Author

Alison Young is a director at consultancy Leaders in Change

Picture this. You’ve had a great meeting and everyone leaves clear about what they need to do to achieve the next milestone in the project; spirits are high. But a week later, you’ve still not received the data from your colleague that you need to finish your part of the report. You have emailed, called and all to no avail. To start with you were sympathetic when she said her workload meant she had to prioritise a different task. But next she used technology as the excuse – the system had apparently crashed again. Now you are running out of patience, and the way she is blaming everyone and everything else is starting to niggle.

A colleague or team member who doesn’t deliver on what they’ve promised or been tasked to do is frustrating for those around them, slows down the work of the team, and ultimately starts to infect the culture of the department or organisation. It suggests that it’s OK for people not to be accountable for their deliverables, which then diminishes the power of performance management as a lever for organisational success.

What can you do?

The starting point for change is how one individual behaves with another individual – the micro building blocks of ‘how we do things around here’. So what role can you play in holding someone else – a colleague, or a team member, or even yourself – to account to make sure they deliver what they’re responsible for?

The answer is a combination of two factors: first, shifting the individual’s mindset from victim to owner; and second, taking a series of steps to deal with the problem that (after the mindset shift has been achieved) they now acknowledge they own.

Mindset shift

Let’s start with the change of mindset – our psychological response based on personal beliefs created over time. People who often blame others or events or things beyond their control fall into the ‘victim trap’. Often fuelled by anxiety or an overfocus on problems rather than solutions, they tend to live in a world where they create drama to avoid responsibility. They look to others to ‘rescue’ them or solve their issue for them.

To coach them out of being a victim and into being an owner requires both carrot and stick. The stick comes in the form of holding up a mirror to their behaviour, stating clearly how you’re experiencing it, and pointing out that the behaviour follows a clear pattern which you (and perhaps others if that’s relevant) have witnessed. Faced with specific dates and actions, it’s hard for the ‘victim’ to ignore the fact that they excuse and blame on a regular basis.

1
unit

CPD

Studying this article and answering the related questions can count towards your verifiable CPD if you are following the unit route to CPD and the content is relevant to your learning and development needs. One hour of learning equates to one unit of CPD.
Multiple-choice questions

People who often blame others fall into the ‘victim trap’, creating drama to avoid responsibility and looking to others to ‘rescue’ them or solve their issue for them

The carrot part of mindset shift requires building the other person’s confidence to show them what’s possible and that they can be the shaper of their own destiny.
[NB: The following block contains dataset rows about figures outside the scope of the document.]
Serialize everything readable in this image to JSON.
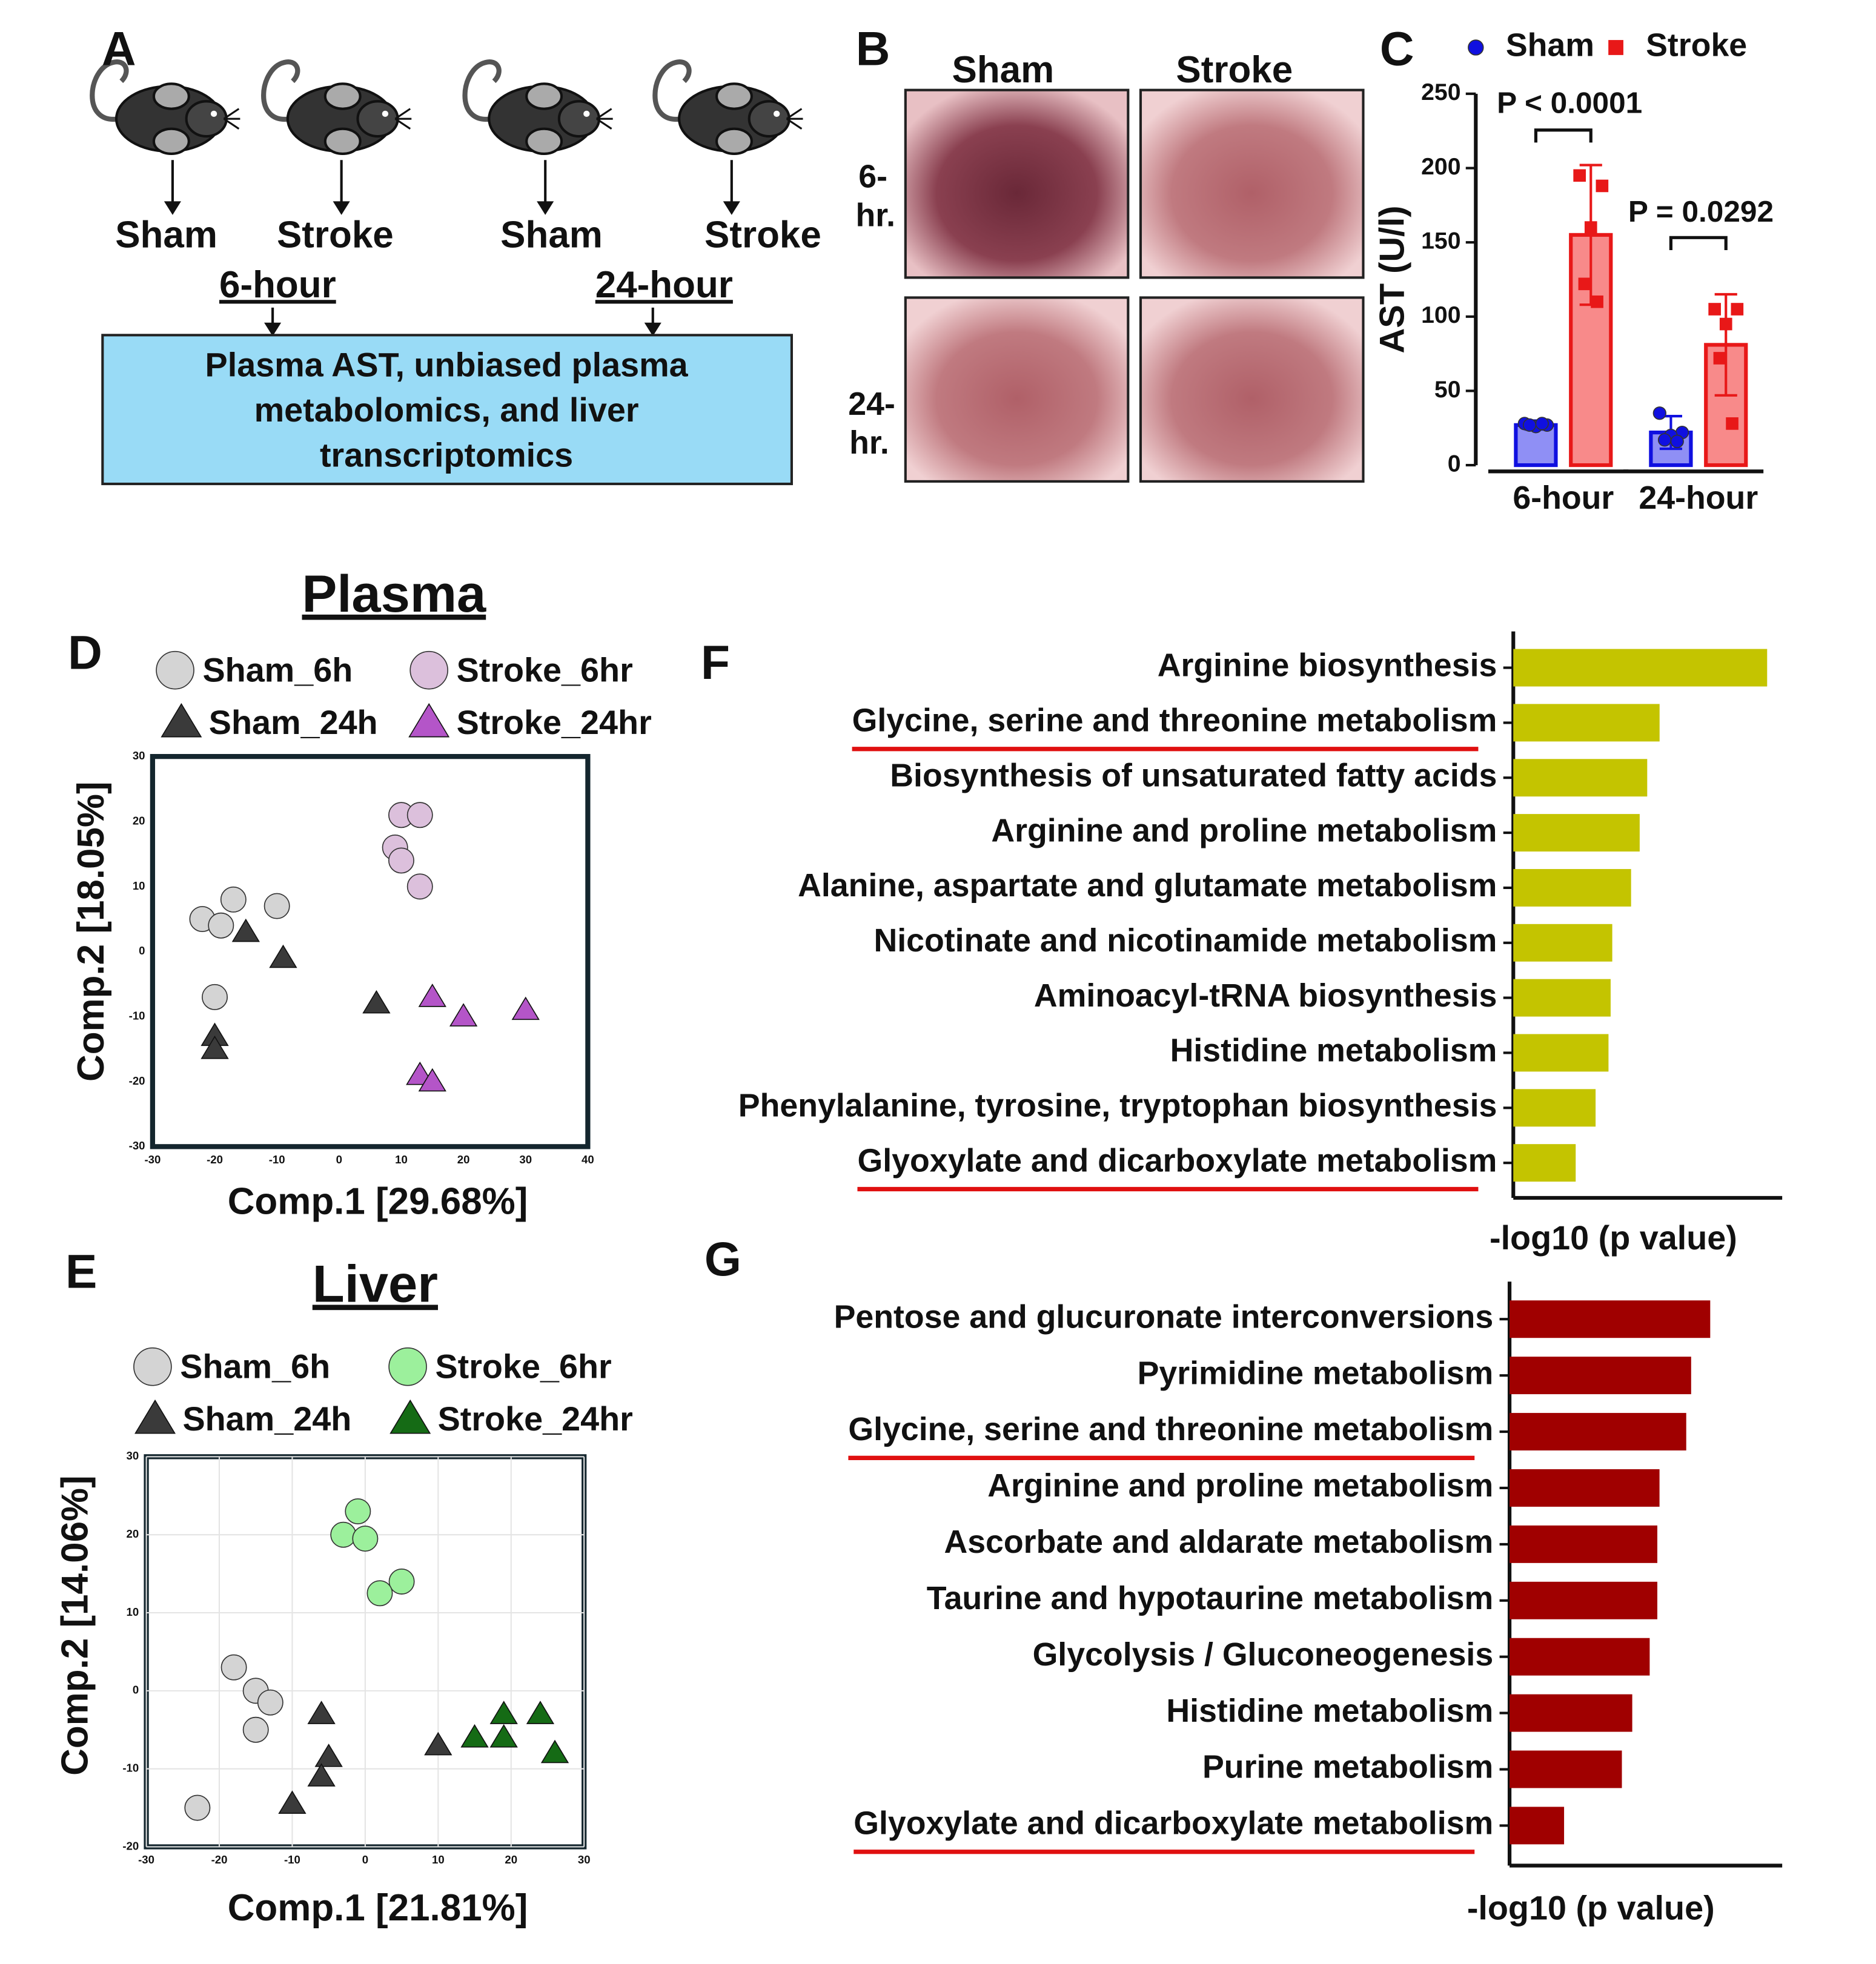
{
  "panel_labels": [
    "A",
    "B",
    "C",
    "D",
    "E",
    "F",
    "G"
  ],
  "panel_a": {
    "groups": [
      "Sham",
      "Stroke",
      "Sham",
      "Stroke"
    ],
    "timepoints": [
      "6-hour",
      "24-hour"
    ],
    "box_lines": [
      "Plasma AST, unbiased plasma",
      "metabolomics, and liver",
      "transcriptomics"
    ]
  },
  "panel_b": {
    "columns": [
      "Sham",
      "Stroke"
    ],
    "rows": [
      [
        "6-",
        "hr."
      ],
      [
        "24-",
        "hr."
      ]
    ]
  },
  "chart_data": [
    {
      "type": "bar",
      "ylabel": "AST (U/l)",
      "categories": [
        "6-hour",
        "24-hour"
      ],
      "series": [
        {
          "name": "Sham",
          "color": "#1010e0",
          "fill": "#8f8ff5",
          "values": [
            27,
            22
          ],
          "errors": [
            3,
            11
          ],
          "points": [
            [
              28,
              27,
              26,
              27,
              28
            ],
            [
              35,
              22,
              20,
              17,
              16
            ]
          ]
        },
        {
          "name": "Stroke",
          "color": "#e81818",
          "fill": "#f88a8a",
          "values": [
            155,
            81
          ],
          "errors": [
            47,
            34
          ],
          "points": [
            [
              195,
              188,
              160,
              122,
              110
            ],
            [
              105,
              105,
              95,
              72,
              28
            ]
          ]
        }
      ],
      "ylim": [
        0,
        250
      ],
      "yticks": [
        0,
        50,
        100,
        150,
        200,
        250
      ],
      "annotations": [
        "P < 0.0001",
        "P = 0.0292"
      ]
    },
    {
      "type": "scatter",
      "title": "Plasma",
      "xlabel": "Comp.1 [29.68%]",
      "ylabel": "Comp.2 [18.05%]",
      "xlim": [
        -30,
        40
      ],
      "xticks": [
        -30,
        -20,
        -10,
        0,
        10,
        20,
        30,
        40
      ],
      "ylim": [
        -30,
        30
      ],
      "yticks": [
        -30,
        -20,
        -10,
        0,
        10,
        20,
        30
      ],
      "grid": false,
      "series": [
        {
          "name": "Sham_6h",
          "marker": "circle",
          "color": "#d4d4d4",
          "x": [
            -22,
            -19,
            -17,
            -10,
            -20
          ],
          "y": [
            5,
            4,
            8,
            7,
            -7
          ]
        },
        {
          "name": "Stroke_6hr",
          "marker": "circle",
          "color": "#dcc0dc",
          "x": [
            10,
            13,
            9,
            10,
            13
          ],
          "y": [
            21,
            21,
            16,
            14,
            10
          ]
        },
        {
          "name": "Sham_24h",
          "marker": "triangle",
          "color": "#3a3a3a",
          "x": [
            -15,
            -9,
            -20,
            -20,
            6
          ],
          "y": [
            3,
            -1,
            -13,
            -15,
            -8
          ]
        },
        {
          "name": "Stroke_24hr",
          "marker": "triangle",
          "color": "#b455c8",
          "x": [
            15,
            20,
            30,
            13,
            15
          ],
          "y": [
            -7,
            -10,
            -9,
            -19,
            -20
          ]
        }
      ]
    },
    {
      "type": "scatter",
      "title": "Liver",
      "xlabel": "Comp.1 [21.81%]",
      "ylabel": "Comp.2 [14.06%]",
      "xlim": [
        -30,
        30
      ],
      "xticks": [
        -30,
        -20,
        -10,
        0,
        10,
        20,
        30
      ],
      "ylim": [
        -20,
        30
      ],
      "yticks": [
        -20,
        -10,
        0,
        10,
        20,
        30
      ],
      "grid": true,
      "series": [
        {
          "name": "Sham_6h",
          "marker": "circle",
          "color": "#d4d4d4",
          "x": [
            -18,
            -15,
            -13,
            -15,
            -23
          ],
          "y": [
            3,
            0,
            -1.5,
            -5,
            -15
          ]
        },
        {
          "name": "Stroke_6hr",
          "marker": "circle",
          "color": "#9cf09c",
          "x": [
            -1,
            -3,
            0,
            5,
            2
          ],
          "y": [
            23,
            20,
            19.5,
            14,
            12.5
          ]
        },
        {
          "name": "Sham_24h",
          "marker": "triangle",
          "color": "#3a3a3a",
          "x": [
            -6,
            -5,
            -6,
            -10,
            10
          ],
          "y": [
            -3,
            -8.5,
            -11,
            -14.5,
            -7
          ]
        },
        {
          "name": "Stroke_24hr",
          "marker": "triangle",
          "color": "#156b15",
          "x": [
            15,
            19,
            19,
            24,
            26
          ],
          "y": [
            -6,
            -3,
            -6,
            -3,
            -8
          ]
        }
      ]
    },
    {
      "type": "barh",
      "xlabel": "-log10 (p value)",
      "color": "#c4c400",
      "xlim": [
        0,
        5
      ],
      "categories": [
        "Arginine biosynthesis",
        "Glycine, serine and threonine metabolism",
        "Biosynthesis of unsaturated fatty acids",
        "Arginine and proline metabolism",
        "Alanine, aspartate and glutamate metabolism",
        "Nicotinate and nicotinamide metabolism",
        "Aminoacyl-tRNA biosynthesis",
        "Histidine metabolism",
        "Phenylalanine, tyrosine, tryptophan biosynthesis",
        "Glyoxylate and dicarboxylate metabolism"
      ],
      "values": [
        4.72,
        2.72,
        2.49,
        2.35,
        2.19,
        1.84,
        1.81,
        1.77,
        1.53,
        1.16
      ],
      "underline": [
        false,
        true,
        false,
        false,
        false,
        false,
        false,
        false,
        false,
        true
      ]
    },
    {
      "type": "barh",
      "xlabel": "-log10 (p value)",
      "color": "#a00000",
      "xlim": [
        0,
        5
      ],
      "categories": [
        "Pentose and glucuronate interconversions",
        "Pyrimidine metabolism",
        "Glycine, serine and threonine metabolism",
        "Arginine and proline metabolism",
        "Ascorbate and aldarate metabolism",
        "Taurine and hypotaurine metabolism",
        "Glycolysis / Gluconeogenesis",
        "Histidine metabolism",
        "Purine metabolism",
        "Glyoxylate and dicarboxylate metabolism"
      ],
      "values": [
        3.68,
        3.33,
        3.24,
        2.75,
        2.71,
        2.71,
        2.57,
        2.25,
        2.06,
        1.0
      ],
      "underline": [
        false,
        false,
        true,
        false,
        false,
        false,
        false,
        false,
        false,
        true
      ]
    }
  ]
}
Overall, this mindset shift is about looking for outcomes (rather than problems) and helping the other person acknowledge and commit to trying some new things. Once they are willing, you can move on from mindset to the second element – practical skills and steps.

Taking responsibility

The first of these practical skills and steps is to find a solution together, which often requires another healthy dose of coaching on your part. As the coach to a colleague or team member, your role is not just to brainstorm options with them but also to get them to think through the benefits, the downsides and the consequences of each possible option.

Using both open and closed questions, encourage the other person to think through the options, and resist the temptation to get drawn into doing it on their behalf. Don’t forget they may want you to rescue them with a solution that they can then blame if it doesn’t work! They may quite unconsciously pull you into being the rescuer, but you need to see the trap and avoid it.

Once your colleague or team member has chosen a course of action, the final practical piece is to have them commit to the very first action they need to take – be it phone call, email or task – to move forward. Once that first step is taken, the rest of the plan is more likely to fall into place and get done.

So the next time a colleague or team member starts to blame someone or something else for not having delivered what they signed up to do, you should hear an alarm bell ringing. Remember to spot the pattern for what it really is, and help them shift from problem-seeker to problem-owner by acknowledging that reality. Then brainstorm the options, making sure the very first step is defined and committed to.